The powwow aimed to create a safe space for all people, especially two-spirit people, a term which was coined in Winnipeg in 1990.
“We made this name ‘two-spirit’ because we were different than the queer community; we were queer and Indigenous. We lived from an Indigenous worldview, which is a spirit-based worldview,” said Marjorie Beaucage, OUTSaskatoon’s two-spirit elder.
“There wasn’t a word in mainstream media, or mainstream LGBTQ language, that acknowledged the historical acceptance of queer Indigenous people in Indigenous communities prior to colonization,” said Jack Saddleback, the cultural coordinator with OUTSaskatoon.
Saddleback is a Cree, transgender, gay man, who identifies as two-spirit.
“I feel it is most definitely time for this conversation to happen,” said Saddleback.
“There is still so much that we need to do.

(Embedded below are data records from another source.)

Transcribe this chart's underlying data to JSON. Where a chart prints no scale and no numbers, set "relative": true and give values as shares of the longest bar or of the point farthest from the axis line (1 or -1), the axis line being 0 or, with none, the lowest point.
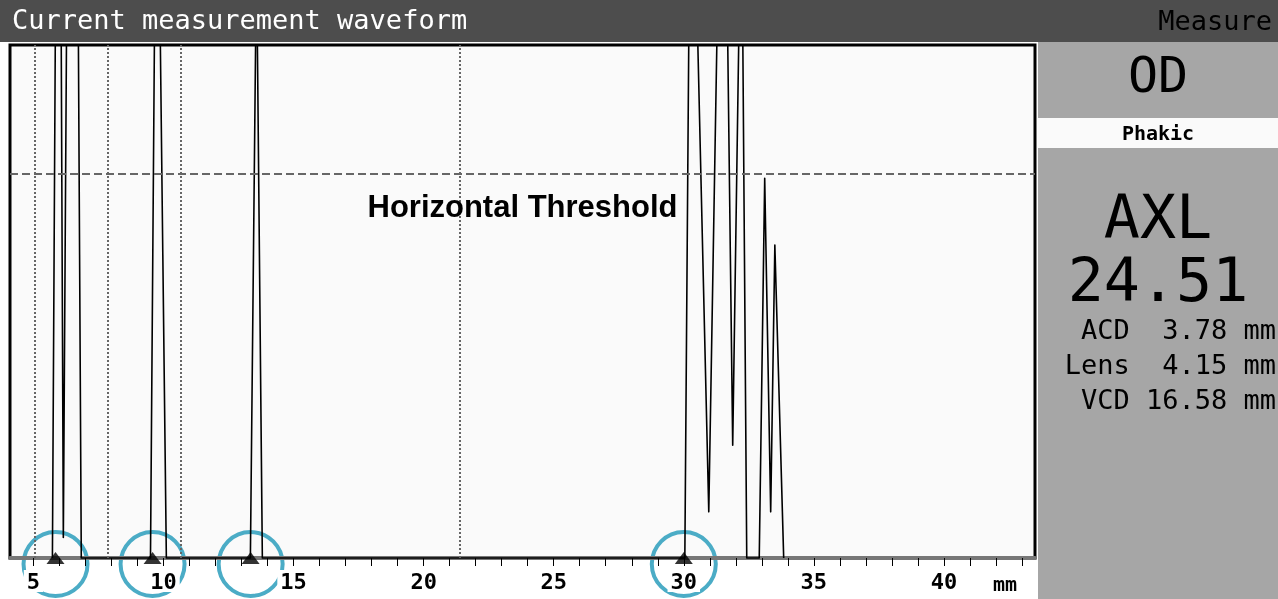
{
  "chart_data": {
    "type": "line",
    "title": "Current measurement waveform",
    "xlabel": "mm",
    "relative": true,
    "xlim": [
      4.1,
      43.5
    ],
    "xticks": [
      5,
      {
        "value": 6,
        "label": null
      },
      {
        "value": 7,
        "label": null
      },
      {
        "value": 8,
        "label": null
      },
      {
        "value": 9,
        "label": null
      },
      10,
      {
        "value": 11,
        "label": null
      },
      {
        "value": 12,
        "label": null
      },
      {
        "value": 13,
        "label": null
      },
      {
        "value": 14,
        "label": null
      },
      15,
      {
        "value": 16,
        "label": null
      },
      {
        "value": 17,
        "label": null
      },
      {
        "value": 18,
        "label": null
      },
      {
        "value": 19,
        "label": null
      },
      20,
      {
        "value": 21,
        "label": null
      },
      {
        "value": 22,
        "label": null
      },
      {
        "value": 23,
        "label": null
      },
      {
        "value": 24,
        "label": null
      },
      25,
      {
        "value": 26,
        "label": null
      },
      {
        "value": 27,
        "label": null
      },
      {
        "value": 28,
        "label": null
      },
      {
        "value": 29,
        "label": null
      },
      30,
      {
        "value": 31,
        "label": null
      },
      {
        "value": 32,
        "label": null
      },
      {
        "value": 33,
        "label": null
      },
      {
        "value": 34,
        "label": null
      },
      35,
      {
        "value": 36,
        "label": null
      },
      {
        "value": 37,
        "label": null
      },
      {
        "value": 38,
        "label": null
      },
      {
        "value": 39,
        "label": null
      },
      40,
      {
        "value": 41,
        "label": null
      },
      {
        "value": 42,
        "label": null
      },
      {
        "value": 43,
        "label": null
      }
    ],
    "series": [
      {
        "color": "#000000",
        "marker": "none",
        "line_style": "solid",
        "x": [
          5.73,
          5.84,
          6.07,
          6.15,
          6.27,
          6.73,
          6.84,
          9.5,
          9.65,
          9.88,
          10.11,
          13.34,
          13.54,
          13.61,
          13.8,
          30.04,
          30.19,
          30.54,
          30.96,
          31.27,
          31.69,
          31.88,
          32.11,
          32.27,
          32.42,
          32.9,
          33.11,
          33.34,
          33.5,
          33.84
        ],
        "values": [
          0,
          1,
          1,
          0.04,
          1,
          1,
          0,
          0,
          1,
          1,
          0,
          0,
          1,
          1,
          0,
          0,
          1,
          1,
          0.09,
          1,
          1,
          0.22,
          1,
          1,
          0,
          0,
          0.74,
          0.09,
          0.61,
          0
        ]
      },
      {
        "type": "scatter",
        "color": "#000000",
        "marker": "triangle",
        "x": [
          5.85,
          9.58,
          13.35,
          30.0
        ],
        "values": [
          0,
          0,
          0,
          0
        ]
      }
    ],
    "ref_lines": [
      {
        "axis": "y",
        "value": 0.75,
        "label": "Horizontal Threshold",
        "color": "#666666",
        "line_style": "dashed"
      },
      {
        "axis": "x",
        "value": 5.04,
        "label": null,
        "color": "#666666",
        "line_style": "dotted"
      },
      {
        "axis": "x",
        "value": 7.85,
        "label": null,
        "color": "#666666",
        "line_style": "dotted"
      },
      {
        "axis": "x",
        "value": 10.65,
        "label": null,
        "color": "#666666",
        "line_style": "dotted"
      },
      {
        "axis": "x",
        "value": 21.4,
        "label": null,
        "color": "#666666",
        "line_style": "dotted"
      }
    ],
    "grid": false,
    "annotations": [
      "Measure",
      "OD",
      "Phakic",
      "AXL",
      "24.51",
      "ACD  3.78 mm",
      "Lens  4.15 mm",
      "VCD 16.58 mm"
    ]
  }
}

With the high suicide rates of two-spirited individuals, with the high addiction rates, and with the high [rates of] homophobia, transphobia and racism that’s happening within our communities, it just goes to show that this is simply another step in this long journey.”
The powwow was organized by OUTSaskatoon as part of Saskatoon’s two-week Pride Festival, which concludes on June 24.